Mocky en vidéoMocky en vidéo, c’est une chance pour les fidèles de ces films impertinents, iconoclastes et provocateurs. C’est aussi un surprenant mariage, celui d’une technologie de pointe et d’un artiste attaché, au-delà des modes, à une certaine époque et à un certain style de cinéma.

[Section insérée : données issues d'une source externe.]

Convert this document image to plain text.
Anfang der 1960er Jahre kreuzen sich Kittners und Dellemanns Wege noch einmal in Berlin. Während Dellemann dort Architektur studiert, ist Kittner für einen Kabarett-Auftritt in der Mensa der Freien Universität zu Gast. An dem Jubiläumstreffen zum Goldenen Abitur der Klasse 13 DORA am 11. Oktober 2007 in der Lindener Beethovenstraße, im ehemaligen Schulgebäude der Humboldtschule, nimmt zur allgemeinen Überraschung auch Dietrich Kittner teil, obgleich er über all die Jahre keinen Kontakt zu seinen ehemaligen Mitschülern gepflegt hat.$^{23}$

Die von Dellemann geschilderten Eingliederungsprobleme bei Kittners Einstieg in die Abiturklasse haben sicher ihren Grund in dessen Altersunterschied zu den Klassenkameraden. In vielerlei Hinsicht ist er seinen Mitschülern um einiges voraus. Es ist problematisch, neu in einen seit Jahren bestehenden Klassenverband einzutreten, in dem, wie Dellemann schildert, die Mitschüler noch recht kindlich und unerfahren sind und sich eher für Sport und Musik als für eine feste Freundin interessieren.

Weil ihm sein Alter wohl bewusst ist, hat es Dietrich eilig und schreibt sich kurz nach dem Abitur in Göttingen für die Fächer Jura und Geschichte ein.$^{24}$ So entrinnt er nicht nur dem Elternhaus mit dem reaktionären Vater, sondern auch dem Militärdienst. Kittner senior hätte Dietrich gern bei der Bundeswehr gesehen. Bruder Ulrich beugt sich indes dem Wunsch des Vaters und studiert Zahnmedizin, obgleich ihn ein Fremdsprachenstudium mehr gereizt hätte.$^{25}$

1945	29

J.P.-M. Quand on voit les queues au cinéma, pour un film et pas pour un autre, on ne comprend pas pourquoi. Ce sera la même chose pour la vidéo. Qui va acheter ? On ne sait déjà pas qui va au cinéma, qui est notre public. Il n’y a pas de fidélité envers un auteur. Avec le public, c’est comme une relation entre mari et femme, croyez-moi, j’ai été sept fois marié; parfois, c’était dur de me rendre compte que j’étais avec une femme qui n’appréciait pas, qui n’aimait pas ce que je faisais. Il y ‘a des critiques qui nous soutiennent, mais c’est éphémère, ça ne porte pas de fruits. Dans certains domaines, les gens sont très motivés. Dans les vidéoclubs on ne rencontre pas de passionnés comme dans les boutiques de bandes dessinées, par exemple. Les gens sont tellement sollicités, ils n’ont pas de choix véritable. Il n’y a pas beaucoup de gens qui veulent avoir tous les films de Stroheim comme d’autres collectionnent les timbres-poste; en France, il y a quatre millions de philatélistes, paraît-il. Alors la vidéo, j’étais joyeux au départ et maintenant j’ai l’impression d’être de nouveau entré dans un système commercial. Je suis déçu parce que je croyais que la vidéo ce serait l’avènement du choix. Dans une bibliothèque, on choisit son livre. Dans un vidéoclub, on arrive le vendredi soir et on prend ce qui reste. Certains prennent les cassettes sans regarder. Prenez une ville comme Niort, des types se plaignaient de ne pas voir au cinéma les films de Wim Wenders ou Cassavetes. Aujourd’hui, il y a un vidéoclub, mais ces films-là n’y sont pas, et s’ils y sont ils ne sont jamais loués !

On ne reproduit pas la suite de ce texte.